As in the spring, businesses cited weak demand as the main risk to their business activity. The second most important risk continues to be labor cost developments. Although labor costs in Hungary remain among the lowest in Europe, their rapid increase in recent years is a problem for businesses. The companies surveyed expect labor costs to rise by an average of 6.2% over the next 12 months.
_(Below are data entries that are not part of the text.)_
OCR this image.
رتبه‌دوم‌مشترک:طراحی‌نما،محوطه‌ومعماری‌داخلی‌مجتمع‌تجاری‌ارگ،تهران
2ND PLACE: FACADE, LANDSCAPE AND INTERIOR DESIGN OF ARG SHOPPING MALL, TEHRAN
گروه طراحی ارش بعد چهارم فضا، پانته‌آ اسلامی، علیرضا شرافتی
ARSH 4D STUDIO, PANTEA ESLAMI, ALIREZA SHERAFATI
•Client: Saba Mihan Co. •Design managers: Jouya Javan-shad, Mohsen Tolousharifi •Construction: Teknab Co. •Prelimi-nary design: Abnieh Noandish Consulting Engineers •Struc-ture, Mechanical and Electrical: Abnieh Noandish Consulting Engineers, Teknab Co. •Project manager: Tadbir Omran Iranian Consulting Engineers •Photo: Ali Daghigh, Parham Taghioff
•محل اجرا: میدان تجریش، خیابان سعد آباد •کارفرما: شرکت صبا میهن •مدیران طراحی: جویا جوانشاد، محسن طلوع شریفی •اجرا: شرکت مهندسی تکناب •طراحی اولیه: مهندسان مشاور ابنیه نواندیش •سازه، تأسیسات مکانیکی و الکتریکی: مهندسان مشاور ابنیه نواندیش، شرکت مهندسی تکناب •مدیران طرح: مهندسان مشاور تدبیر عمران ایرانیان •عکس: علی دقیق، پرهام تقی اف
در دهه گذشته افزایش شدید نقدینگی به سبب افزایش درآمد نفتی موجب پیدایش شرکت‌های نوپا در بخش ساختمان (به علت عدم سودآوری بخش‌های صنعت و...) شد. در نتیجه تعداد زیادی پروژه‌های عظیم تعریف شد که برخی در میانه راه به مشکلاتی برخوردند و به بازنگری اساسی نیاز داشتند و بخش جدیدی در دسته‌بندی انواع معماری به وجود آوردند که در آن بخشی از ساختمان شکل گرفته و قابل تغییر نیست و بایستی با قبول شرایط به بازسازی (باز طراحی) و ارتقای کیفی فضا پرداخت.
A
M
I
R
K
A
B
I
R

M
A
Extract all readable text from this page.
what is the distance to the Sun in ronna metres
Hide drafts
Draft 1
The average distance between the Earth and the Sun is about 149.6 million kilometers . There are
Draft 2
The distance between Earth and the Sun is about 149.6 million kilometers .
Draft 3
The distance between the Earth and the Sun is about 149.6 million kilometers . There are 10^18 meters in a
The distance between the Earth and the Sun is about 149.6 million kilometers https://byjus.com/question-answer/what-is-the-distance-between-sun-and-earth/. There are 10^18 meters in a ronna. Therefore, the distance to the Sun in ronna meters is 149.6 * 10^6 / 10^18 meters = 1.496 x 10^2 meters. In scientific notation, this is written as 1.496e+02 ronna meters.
When presenting the results of the survey, DUIHK Vice President Achim Weinstock explained that the chamber's surveys aim to provide a broad and well-founded picture of how its members assess the economic conditions in Hungary. The results are not only important for the work of the chamber, but also provide companies and economic policymakers with important guidance for their decisions
Commenting on the results of the current survey, Weinstock noted that difficult external factors – such as the weak economy in Germany, transformation processes in many industries, and increasing uncertainties in global trade – are also reflected in the mood of companies in this country. Compared to the last survey in the spring, there had been hardly any positive developments – but at least, according to Weinstock, the situation had not worsened. Specifically, according to the vice president, this means that the companies surveyed are unlikely to increase their workforce or expand their investments in 2026.
Companies see risks to their own business primarily in demand, but the rapid rise in labor costs continues to rank second, posing major challenges for companies in the medium term.